C'est l'étalagiste aux vastes épaules, au buste plat, voûté tant il est grand, dont l'accent coulant et chaleureux annonce le fruit gorgé de soleil tapi dans la culotte de survêt, la dague plissée, le caducée aux serpents que symbolise l’entrelacs veineux de sa hampe étroite coiffée d'un bouchon de carafe dilaté; ce précieux pendentif posant sur l'écrin double des noix jetées dans de profonds sacs où croît un pelage piquant comme les épines des figues de barbarie, sous le crin pubique plus épais que la barbe mal plantée qui creuse des sillons dans ses joues acnéiques.  Tout le jus retenu fermente sous la peau brune, et s'écoule spontanément en cascades de sperme tiède au goût de cumin et de noix de macadamia.
Je reconnais de loin la démarche chaloupée du commis des pompes funèbres.  Pour son jour de sortie, il a passé un short gris élimé et étroit roulé en boudin à la ceinture pour dégager le haut des cuisses.  La brise m'apporte les relents écoeurants de l'après-rasage bon marché dont il se frictionne le corps après le sport et qui en séchant, lustre et colle les poils de son torse.  Il se sent libre et léger; le frottement de sa bite qui flotte à l'avant du short le rassure et lui fait monter le rouge aux joues.  Dans son costume quotidien je l'imaginais plus épais, les jambes moins velues, les articulations plus fines, bien qu'il ait les mollets rebondis du garçon qui a eu un vélo dans son enfance.  Au kiosque, devant le Temple, il achète Pecs-hebdo ou Biceps-Mag, pour se taper la colonne au frais dans sa chambrette.

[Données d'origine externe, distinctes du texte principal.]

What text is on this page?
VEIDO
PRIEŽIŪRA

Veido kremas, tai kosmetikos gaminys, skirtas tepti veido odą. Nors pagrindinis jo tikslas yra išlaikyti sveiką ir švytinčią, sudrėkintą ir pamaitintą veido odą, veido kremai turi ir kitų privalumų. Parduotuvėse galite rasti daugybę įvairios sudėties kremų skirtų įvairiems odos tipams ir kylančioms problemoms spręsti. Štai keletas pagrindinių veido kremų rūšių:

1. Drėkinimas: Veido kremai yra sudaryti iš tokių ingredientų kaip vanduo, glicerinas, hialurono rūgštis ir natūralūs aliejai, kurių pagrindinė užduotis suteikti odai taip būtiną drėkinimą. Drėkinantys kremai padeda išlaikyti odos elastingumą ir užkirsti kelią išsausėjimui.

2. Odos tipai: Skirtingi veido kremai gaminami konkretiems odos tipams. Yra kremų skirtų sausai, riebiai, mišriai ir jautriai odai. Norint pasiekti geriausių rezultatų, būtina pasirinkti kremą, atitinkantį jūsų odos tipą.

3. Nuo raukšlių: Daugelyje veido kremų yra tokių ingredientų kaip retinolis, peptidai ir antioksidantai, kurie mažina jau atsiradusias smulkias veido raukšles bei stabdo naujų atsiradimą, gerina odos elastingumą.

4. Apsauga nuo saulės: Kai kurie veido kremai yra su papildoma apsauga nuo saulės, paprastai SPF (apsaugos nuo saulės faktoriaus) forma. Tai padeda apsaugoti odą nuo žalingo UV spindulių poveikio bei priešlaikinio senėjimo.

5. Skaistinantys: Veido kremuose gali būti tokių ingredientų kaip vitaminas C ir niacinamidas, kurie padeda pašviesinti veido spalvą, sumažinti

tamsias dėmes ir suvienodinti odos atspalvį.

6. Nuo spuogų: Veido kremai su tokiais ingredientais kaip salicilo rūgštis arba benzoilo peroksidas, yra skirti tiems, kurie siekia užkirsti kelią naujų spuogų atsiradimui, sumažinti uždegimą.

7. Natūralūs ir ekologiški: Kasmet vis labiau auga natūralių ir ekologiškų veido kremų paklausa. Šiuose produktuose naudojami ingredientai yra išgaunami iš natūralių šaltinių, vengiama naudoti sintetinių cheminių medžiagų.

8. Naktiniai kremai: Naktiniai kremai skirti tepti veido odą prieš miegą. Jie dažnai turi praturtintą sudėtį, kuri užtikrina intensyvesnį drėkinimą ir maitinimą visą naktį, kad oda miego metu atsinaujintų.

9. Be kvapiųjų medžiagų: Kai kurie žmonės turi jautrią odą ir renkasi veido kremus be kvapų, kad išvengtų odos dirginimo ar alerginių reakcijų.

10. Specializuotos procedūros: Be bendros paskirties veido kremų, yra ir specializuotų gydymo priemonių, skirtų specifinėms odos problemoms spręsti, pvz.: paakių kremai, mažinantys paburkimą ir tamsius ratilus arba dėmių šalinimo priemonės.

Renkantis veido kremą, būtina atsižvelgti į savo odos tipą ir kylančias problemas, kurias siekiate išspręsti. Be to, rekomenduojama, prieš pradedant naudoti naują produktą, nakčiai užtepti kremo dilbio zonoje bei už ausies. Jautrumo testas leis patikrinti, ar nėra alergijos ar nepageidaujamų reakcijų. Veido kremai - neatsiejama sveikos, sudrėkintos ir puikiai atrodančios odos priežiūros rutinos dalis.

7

Il suffit d'arpenter la rue ... Oh, le passant qu'on croise, et qui, nous dépassant, vérifie sa braguette parce que le regard l'a brûlé au centre de sa personne, alors qu'on n'a même pas eu conscience d'y jeter un oeil.  Mais le mouvement, autrefois maîtrisé, est devenu réflexe, obsessionnel, si bien qu'au lieu du visage on interroge d'abord le pantalon, pour profiter au mieux du temps qui nous sépare encore, avant qu'on le perde à jamais dans la foule des culs anonymes des employés de retour du boulot, cravate ouverte et pantalon fripé par la trop longue station assise.
           
          Mais je n'ai même plus besoin de mettre le nez dehors.  Dans Dead End Street, le spectacle est 

permanent.  Je n'ai qu'à m'abriter derrière la jalousie, protégé par les stores noirs de ma maison close.